Family accepts to bury Mugabe at Zimbabwe Heroes’ Acre

Family accepts to bury Mugabe at Zimbabwe Heroes' Acre

ZIMBABWE

Zimbabwe’s founding president Robert Mugabe will be buried on Sunday, September 15, having passed on last week in Singapore, at the age of 95.

Having ruled the Southern African nation for 37 years, until he was ousted by the army in November 2017, Mugabe’s legacy continues to divide opinions at home and abroad.

The government and his family also reportedly involved in discussions over the location of his final resting place. While the government wants to bury him in the National Heroes’ Acre, the family is reportedly opposed to the idea, arguing that Mugabe had since fallen out with the current regime.

However, the family has finally agreed to bury him at a monument for national heroes in Harare, the family said on Friday, though the date for the ceremony remained unclear.

“Yes I can confirm,” his nephew Leo Mugabe told reporters when asked whether the family had agreed to a burial at the National Heroes Acre in Harare.

He said the traditional chiefs in Mugabe’s homestead had made the decision.

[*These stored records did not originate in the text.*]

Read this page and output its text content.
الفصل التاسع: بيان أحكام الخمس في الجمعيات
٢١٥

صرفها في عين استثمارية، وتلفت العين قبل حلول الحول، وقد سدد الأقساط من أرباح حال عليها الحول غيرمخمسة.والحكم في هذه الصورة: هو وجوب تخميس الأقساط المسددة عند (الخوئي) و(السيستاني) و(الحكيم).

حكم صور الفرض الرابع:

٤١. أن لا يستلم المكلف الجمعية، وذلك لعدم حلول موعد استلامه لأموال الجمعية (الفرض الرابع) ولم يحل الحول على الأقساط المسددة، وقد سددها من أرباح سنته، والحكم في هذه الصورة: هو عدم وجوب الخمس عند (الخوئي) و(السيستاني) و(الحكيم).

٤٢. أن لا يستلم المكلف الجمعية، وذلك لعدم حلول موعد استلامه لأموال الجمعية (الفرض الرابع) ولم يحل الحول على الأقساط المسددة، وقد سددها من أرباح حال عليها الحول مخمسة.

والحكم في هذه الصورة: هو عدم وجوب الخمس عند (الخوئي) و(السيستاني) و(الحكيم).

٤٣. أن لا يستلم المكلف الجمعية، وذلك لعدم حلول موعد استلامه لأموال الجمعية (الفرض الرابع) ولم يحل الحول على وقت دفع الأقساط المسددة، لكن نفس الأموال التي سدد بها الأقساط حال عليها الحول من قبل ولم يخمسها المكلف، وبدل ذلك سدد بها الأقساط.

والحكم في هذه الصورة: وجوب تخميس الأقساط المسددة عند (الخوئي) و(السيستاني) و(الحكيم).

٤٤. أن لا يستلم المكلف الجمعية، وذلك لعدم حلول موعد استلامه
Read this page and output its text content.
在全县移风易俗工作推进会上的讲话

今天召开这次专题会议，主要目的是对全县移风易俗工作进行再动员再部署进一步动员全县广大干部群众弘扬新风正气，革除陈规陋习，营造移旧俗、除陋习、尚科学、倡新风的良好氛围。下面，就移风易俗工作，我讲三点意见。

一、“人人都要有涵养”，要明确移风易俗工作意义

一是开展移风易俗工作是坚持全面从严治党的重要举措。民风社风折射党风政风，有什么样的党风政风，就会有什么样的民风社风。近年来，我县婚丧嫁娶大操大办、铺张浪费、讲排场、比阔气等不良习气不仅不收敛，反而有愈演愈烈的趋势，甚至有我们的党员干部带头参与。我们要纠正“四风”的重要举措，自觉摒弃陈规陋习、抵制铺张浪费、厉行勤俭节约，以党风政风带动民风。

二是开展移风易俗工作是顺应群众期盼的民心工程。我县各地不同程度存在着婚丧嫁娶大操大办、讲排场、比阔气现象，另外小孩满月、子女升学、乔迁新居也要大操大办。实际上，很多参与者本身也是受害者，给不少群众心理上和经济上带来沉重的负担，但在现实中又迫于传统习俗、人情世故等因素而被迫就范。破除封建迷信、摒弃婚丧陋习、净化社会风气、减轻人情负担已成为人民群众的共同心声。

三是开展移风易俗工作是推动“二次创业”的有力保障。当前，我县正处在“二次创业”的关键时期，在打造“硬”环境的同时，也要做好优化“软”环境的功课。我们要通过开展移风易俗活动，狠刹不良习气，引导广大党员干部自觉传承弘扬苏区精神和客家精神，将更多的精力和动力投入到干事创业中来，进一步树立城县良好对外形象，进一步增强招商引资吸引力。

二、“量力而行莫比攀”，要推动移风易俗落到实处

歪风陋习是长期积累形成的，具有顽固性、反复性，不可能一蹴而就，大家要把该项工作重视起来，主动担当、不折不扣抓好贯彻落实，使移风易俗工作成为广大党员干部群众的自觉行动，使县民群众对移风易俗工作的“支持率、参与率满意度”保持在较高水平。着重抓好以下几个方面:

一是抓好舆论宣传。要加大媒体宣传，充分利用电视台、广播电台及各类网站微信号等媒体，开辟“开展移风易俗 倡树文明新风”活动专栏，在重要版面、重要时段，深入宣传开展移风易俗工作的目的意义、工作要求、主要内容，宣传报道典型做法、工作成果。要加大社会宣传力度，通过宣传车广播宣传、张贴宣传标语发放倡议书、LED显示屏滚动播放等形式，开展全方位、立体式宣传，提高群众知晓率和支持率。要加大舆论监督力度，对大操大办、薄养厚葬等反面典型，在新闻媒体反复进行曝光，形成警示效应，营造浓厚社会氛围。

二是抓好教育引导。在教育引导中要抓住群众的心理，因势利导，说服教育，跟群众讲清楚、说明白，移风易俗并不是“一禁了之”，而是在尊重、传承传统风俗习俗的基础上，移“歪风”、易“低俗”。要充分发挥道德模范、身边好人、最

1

“They have now pronounced their position, so if they have pronounced that the burial will be at the Heroes Acre, that means that we now have to wait for the details… whether it will be a private burial or a public one.”

A government spokesman did not immediately respond.

Matare Mudzinge, a traditional leader from Mugabe’s village in Zvimba area, confirmed the decision.

Tensions erupted when Mnangagwa’s government proposed a burial at the National Heroes Acre while the family said he would be buried at a private ceremony, possibly in his homestead of Kutama, northwest of the capital.